I'm trying to turn an array like this:

0, 1, 2, 2, 1, 0, 1, 0, 0, 1, 2

into this:

0 0 0 0 1 1 1 1 2 2 2

Here is my code:

public static int[] sortDNF(int[] tape) {
 int smaller = 0; // everything with index < smaller is 0
 int bigger = tape.length - 1; // everything with index > bigger is 2
 int current = 0; // where we are looking now
 int tmp;

 while (current <= bigger) {
  if (tape[current] == 0) {
   tmp = tape[smaller];
   tape[smaller] = tape[current];
   tape[current] = tmp;
   smaller++;
  }
  if (tape[current] == 2) {
   tmp = tape[bigger];
   tape[bigger] = tape[current];
   tape[current] = tmp;
   bigger--;
  }
  current++;
 }

 return tape;
}

This is what it produces:

 0  0  0  1  1  1  1  0  2  2  2

What is my problem?

Answer 1

I'm going to propose an easier solution :-)

public static int[] sortDNF(int[] tape) {
  Arrays.sort(tape);
  return tape;
}

As far as what's wrong with your solution, when the current element is 2 and it's swapped with the element near the end of the list, the element it's swapped with may not be 2, but you're incrementing current and not looking at this position again.

Answer 2

How about Quicksort.

Answer 3

A guess:

You should not be increasing current every time through the loop since that is supposed to represent the partition between the 1's and the unknowns. For example, when you hit the first 2 you end up swapping it with another 2 and then moving on. The fact that the 2 later gets swapped for a 0 is accidental. The elements between smaller and current should always be 1's and that is broken.

current++ should only be done in the tape[current] != 2 case. It's ok to do it when tape[current] = 0 because you haven't changed the [smaller -> current] = 1-only condition. And it's ok to move it when tape[current] = 1 because that satisfies the 1-only condition.
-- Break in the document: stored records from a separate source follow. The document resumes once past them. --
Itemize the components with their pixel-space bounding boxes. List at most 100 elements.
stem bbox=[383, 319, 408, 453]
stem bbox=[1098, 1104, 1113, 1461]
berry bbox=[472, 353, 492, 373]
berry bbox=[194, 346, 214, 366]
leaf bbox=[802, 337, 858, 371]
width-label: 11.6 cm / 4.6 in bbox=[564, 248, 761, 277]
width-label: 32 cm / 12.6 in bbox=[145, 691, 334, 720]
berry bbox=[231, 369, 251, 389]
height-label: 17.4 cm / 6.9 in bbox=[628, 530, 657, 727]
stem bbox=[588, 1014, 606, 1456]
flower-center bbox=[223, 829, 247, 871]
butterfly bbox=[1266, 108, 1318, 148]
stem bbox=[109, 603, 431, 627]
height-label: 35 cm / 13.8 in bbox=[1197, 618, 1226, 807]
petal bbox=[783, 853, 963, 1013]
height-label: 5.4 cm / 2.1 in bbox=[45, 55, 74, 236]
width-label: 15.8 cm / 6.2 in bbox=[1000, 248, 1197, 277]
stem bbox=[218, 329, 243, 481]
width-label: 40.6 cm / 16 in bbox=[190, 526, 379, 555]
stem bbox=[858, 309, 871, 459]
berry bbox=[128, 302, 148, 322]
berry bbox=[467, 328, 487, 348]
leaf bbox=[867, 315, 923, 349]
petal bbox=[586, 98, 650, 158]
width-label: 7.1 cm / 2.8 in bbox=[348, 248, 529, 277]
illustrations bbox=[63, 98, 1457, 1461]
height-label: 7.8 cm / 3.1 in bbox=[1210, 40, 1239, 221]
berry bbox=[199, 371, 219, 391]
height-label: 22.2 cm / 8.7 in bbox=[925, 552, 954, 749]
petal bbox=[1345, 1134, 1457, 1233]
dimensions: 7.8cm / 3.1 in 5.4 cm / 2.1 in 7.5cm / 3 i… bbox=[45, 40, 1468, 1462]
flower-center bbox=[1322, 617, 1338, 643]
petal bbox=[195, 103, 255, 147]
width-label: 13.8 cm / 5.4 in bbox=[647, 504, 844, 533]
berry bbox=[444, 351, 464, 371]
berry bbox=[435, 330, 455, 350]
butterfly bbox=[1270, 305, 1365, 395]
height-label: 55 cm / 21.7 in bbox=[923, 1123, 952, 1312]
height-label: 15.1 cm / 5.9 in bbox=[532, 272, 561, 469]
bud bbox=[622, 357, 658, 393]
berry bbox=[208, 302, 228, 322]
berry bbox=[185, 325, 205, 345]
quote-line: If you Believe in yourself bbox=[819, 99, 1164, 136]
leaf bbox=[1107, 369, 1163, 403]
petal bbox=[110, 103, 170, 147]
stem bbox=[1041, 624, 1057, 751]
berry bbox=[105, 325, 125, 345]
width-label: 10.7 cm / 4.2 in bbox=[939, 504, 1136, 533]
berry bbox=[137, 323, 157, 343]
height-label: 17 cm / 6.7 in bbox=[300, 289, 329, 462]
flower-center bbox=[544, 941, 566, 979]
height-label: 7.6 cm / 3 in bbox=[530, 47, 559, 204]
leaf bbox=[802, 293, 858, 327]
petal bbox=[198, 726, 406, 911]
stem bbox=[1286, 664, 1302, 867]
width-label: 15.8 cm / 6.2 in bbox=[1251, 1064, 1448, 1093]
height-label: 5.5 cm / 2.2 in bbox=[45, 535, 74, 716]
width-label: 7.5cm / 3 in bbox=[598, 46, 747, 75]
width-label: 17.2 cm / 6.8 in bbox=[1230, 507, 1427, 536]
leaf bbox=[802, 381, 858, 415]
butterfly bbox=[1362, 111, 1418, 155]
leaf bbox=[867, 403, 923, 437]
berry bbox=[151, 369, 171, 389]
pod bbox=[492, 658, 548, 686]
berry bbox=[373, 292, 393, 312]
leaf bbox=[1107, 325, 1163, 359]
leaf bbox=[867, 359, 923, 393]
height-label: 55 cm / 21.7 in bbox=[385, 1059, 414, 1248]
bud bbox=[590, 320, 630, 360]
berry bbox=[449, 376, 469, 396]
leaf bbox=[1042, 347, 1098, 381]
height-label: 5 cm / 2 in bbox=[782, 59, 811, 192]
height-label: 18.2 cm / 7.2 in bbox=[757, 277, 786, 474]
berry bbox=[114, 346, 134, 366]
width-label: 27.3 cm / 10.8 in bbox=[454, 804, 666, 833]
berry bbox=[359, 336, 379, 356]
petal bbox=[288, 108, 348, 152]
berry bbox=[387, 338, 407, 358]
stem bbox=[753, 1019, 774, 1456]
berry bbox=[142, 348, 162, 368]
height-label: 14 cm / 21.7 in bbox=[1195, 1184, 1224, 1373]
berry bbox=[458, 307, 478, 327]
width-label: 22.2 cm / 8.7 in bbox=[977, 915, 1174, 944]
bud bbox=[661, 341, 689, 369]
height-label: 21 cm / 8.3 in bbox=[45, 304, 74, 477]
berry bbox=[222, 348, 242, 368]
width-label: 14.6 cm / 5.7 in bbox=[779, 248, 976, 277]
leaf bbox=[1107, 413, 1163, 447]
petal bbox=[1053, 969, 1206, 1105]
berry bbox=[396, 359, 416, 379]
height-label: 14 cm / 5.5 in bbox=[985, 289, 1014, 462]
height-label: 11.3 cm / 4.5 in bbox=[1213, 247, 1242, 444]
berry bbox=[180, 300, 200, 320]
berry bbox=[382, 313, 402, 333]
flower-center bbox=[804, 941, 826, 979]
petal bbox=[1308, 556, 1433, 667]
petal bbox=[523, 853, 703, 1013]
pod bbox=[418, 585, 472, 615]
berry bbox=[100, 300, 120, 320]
...but I haven't tried it.

Answer 4

For those who haven't studied the problem, sorting is sufficient to provide a solution, but it is (or can be) more than necessary. Solving the DNF problem only requires that all like items be moved together, but you don't have to place unequal items in any particular order.

It's pretty easy to solve DNF with expected O(N) complexity, where (most normal forms of) sorting have O(N lg N) complexity. Instead of rearranging the input elements, it's much easier to simply count the elements with any given value, then print out the right number of each. Since the order of unequal elements doesn't matter, you normally store your counts in a hash table.

Answer 5

The problem is that you reply on (possible nonexistent) values later in the chain to swap incorrectly skipped 1 values, try your algo on the trivial case of:

1 2 0

the 2 gets swapped in the right spot, but the current index has been advanced over the index 0 ends up in resulting in:

1 0 2

So don't increment current before you inspect the new value at that index.